Picture 7 - The weather cleared the day after our wet trek so we took advantage of it and went snorkeling along the outer edge of one of the reefs that defines the entrance to the bay.  It was by far the best snorkeling we had experienced in Fiji, but unfortunately it was short-lived.  We paddled in our flippers and masks into the wind and current along the reef drop-off marveling at views like the one in this picture, then turned around and floated with the current back the way we had come.  Fortunately we weren't far from the dinghy when I noticed Don had stopped swimming.  Usually when he does this it is because he has spotted something and wants me to swim over for a look.  I started to head in his direction when suddenly I saw why he had stopped.  A white-tipped reef shark was gliding by us.  I looked at it only long enough to determine that it was a reef shark on steroids - more than six feet in length.  Although reef sharks generally don't pay any attention to humans, I didn't feel the need to test that particular piece of wisdom, and immediately swam my panicked self back to the dinghy without even stopping to ensure Don was still behind me.  A few seconds later Don met me back at the dinghy as I was energetically employing the sack-of-potatoes method of dinghy re-embarkation. 
 
Once we were both in, Don asked, 'Did you see them?' 
'Them?', I asked, surprised.
'Yeah, there were two!'
'I didn't stick around long enough to notice that there were two!'
'Well there were two.  Did you at least get a picture of the one?', Don asked in all seriousness.

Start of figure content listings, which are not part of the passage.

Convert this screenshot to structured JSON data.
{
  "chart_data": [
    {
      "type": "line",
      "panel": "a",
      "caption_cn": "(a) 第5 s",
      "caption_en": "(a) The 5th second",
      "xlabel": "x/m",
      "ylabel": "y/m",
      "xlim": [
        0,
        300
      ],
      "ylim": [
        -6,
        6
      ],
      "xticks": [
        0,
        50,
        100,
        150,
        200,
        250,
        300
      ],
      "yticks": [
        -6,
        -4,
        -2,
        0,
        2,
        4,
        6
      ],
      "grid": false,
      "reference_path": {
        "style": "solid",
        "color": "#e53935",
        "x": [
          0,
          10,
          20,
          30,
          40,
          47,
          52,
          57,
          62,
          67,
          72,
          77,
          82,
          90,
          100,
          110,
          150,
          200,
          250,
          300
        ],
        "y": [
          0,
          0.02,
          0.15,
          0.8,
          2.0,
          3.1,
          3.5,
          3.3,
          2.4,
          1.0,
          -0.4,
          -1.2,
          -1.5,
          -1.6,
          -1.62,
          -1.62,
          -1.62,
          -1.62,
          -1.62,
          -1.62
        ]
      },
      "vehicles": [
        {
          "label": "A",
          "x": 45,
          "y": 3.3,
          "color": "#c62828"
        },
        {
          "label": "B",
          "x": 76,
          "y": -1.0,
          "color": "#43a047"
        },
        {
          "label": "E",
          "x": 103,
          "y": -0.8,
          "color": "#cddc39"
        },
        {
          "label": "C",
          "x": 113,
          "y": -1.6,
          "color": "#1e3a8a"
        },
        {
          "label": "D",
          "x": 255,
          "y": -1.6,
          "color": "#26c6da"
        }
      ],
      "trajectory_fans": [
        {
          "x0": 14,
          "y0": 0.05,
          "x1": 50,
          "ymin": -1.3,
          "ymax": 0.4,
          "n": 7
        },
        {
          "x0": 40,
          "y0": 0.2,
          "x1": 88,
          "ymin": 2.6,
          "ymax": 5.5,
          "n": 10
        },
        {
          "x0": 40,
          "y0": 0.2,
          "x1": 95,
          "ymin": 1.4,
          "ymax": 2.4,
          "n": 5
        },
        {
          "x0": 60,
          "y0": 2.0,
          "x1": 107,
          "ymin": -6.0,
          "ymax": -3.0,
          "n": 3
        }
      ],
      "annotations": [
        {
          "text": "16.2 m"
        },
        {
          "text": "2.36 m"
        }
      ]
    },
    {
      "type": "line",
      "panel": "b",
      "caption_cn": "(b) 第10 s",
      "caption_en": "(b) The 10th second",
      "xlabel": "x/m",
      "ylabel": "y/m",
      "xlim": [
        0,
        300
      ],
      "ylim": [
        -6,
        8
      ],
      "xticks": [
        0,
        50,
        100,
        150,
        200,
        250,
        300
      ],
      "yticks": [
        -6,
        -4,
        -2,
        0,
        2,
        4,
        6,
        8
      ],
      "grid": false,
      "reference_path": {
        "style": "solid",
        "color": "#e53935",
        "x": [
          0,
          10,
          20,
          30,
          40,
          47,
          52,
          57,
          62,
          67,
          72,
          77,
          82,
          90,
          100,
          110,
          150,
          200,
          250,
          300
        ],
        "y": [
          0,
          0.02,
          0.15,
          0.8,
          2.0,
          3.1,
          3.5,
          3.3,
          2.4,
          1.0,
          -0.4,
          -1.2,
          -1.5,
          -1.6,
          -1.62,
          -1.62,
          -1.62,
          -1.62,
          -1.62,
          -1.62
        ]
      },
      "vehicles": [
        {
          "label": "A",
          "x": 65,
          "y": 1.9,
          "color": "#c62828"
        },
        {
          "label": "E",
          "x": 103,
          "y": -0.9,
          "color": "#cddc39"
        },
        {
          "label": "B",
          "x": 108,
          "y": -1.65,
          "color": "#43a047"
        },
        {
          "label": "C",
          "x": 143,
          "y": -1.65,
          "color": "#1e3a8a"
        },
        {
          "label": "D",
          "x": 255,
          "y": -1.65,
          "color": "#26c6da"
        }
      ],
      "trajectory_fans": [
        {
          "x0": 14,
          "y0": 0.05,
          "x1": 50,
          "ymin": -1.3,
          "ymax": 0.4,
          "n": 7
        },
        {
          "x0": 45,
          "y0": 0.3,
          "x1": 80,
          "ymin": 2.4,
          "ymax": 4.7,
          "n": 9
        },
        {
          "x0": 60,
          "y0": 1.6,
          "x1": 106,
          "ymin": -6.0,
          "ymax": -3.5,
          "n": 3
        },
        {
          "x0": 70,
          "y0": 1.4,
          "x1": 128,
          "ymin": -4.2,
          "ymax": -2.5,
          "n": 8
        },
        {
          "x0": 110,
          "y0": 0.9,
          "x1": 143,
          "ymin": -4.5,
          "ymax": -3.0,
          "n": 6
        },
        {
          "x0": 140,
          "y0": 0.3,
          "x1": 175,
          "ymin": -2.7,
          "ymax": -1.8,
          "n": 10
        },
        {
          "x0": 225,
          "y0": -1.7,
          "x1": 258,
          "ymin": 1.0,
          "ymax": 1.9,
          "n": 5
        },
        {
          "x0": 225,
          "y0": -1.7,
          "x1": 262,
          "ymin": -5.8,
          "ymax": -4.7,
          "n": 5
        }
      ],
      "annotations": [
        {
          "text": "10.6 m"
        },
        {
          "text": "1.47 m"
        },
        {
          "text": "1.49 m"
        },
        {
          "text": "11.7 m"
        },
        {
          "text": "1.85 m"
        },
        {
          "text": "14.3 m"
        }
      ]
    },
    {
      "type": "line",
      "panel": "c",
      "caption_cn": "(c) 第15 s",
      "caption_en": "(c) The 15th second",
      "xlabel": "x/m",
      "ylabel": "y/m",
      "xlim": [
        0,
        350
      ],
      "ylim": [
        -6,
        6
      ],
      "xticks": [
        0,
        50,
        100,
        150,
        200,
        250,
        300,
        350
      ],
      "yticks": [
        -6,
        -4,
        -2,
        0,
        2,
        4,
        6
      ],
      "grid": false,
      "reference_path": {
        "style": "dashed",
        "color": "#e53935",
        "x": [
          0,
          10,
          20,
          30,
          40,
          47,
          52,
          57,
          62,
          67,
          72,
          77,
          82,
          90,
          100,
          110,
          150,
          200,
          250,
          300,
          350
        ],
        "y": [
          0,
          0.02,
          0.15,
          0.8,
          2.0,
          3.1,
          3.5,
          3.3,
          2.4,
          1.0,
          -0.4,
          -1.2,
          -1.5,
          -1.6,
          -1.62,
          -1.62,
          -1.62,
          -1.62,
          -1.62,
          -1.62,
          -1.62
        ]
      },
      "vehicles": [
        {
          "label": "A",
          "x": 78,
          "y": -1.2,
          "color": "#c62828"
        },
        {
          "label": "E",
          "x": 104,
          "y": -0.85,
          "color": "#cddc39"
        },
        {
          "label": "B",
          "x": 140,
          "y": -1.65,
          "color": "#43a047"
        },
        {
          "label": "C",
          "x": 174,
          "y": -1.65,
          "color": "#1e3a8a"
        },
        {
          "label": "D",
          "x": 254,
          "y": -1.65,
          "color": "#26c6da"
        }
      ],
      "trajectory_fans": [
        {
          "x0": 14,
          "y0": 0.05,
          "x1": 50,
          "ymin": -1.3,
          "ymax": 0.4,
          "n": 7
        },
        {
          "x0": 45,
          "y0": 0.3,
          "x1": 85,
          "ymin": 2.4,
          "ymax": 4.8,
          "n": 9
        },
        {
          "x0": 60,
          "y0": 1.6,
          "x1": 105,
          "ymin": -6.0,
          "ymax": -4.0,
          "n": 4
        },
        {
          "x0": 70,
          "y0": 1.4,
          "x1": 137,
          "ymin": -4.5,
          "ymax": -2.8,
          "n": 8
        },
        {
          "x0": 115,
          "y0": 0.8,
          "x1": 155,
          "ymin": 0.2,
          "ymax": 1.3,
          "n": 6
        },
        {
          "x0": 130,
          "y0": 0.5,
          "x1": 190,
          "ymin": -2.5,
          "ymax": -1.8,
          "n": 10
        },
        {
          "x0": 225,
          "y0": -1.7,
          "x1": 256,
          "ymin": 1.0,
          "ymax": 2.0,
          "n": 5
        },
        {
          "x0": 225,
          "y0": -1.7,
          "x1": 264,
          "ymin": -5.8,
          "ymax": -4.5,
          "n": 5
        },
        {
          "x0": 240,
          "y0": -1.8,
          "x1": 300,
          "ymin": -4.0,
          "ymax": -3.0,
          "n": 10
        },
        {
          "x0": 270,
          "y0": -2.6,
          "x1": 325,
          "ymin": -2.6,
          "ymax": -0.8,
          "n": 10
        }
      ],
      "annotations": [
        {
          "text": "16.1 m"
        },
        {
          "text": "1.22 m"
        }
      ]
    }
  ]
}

'Are you kidding?  Who hangs around in the water to take pictures of sharks?', I asked, incredulous.
 
Don acted disappointed that I didn't get a picture, but I noticed that he also didn't volunteer to get back in the water with the camera to search for the twin pair of overgrown reef sharks...
 
Picture 8 - The next day we steered clear of snorkeling and opted to remain above water in Jackie and Michael's kayaks instead.  Here's Don looking very much like a yachtie in his Tilley hat. 
 
Picture 9 - It was a marvelously clear and calm day and with the kayaks we found we could float over the incredible coral formations with only an inch or two of clearance between the kayak bottom and the coral.  The beauty of being able to do this is that the brilliant colors of the coral are much more visible than when viewing them at deeper depths while snorkeling.  This picture was taken by holding the camera on the water's surface next to the kayak.  Finally!  You can see how brilliantly the coral is colored versus the bluish/green haze that dominates all the rest of our underwater pictures.
 
Picture 10 - Sorry for the water spots on the camera lens, but this was our view of the coral just below the water's surface as seen from the kayaks.  The colors didn't come out as clearly in this picture because the camera was held above the water's surface, but they are there.  Brilliant!
 
It seems this entry is getting overly long and I haven't gotten to the big wind part yet.  Looks like it'll have to wait until the next entry.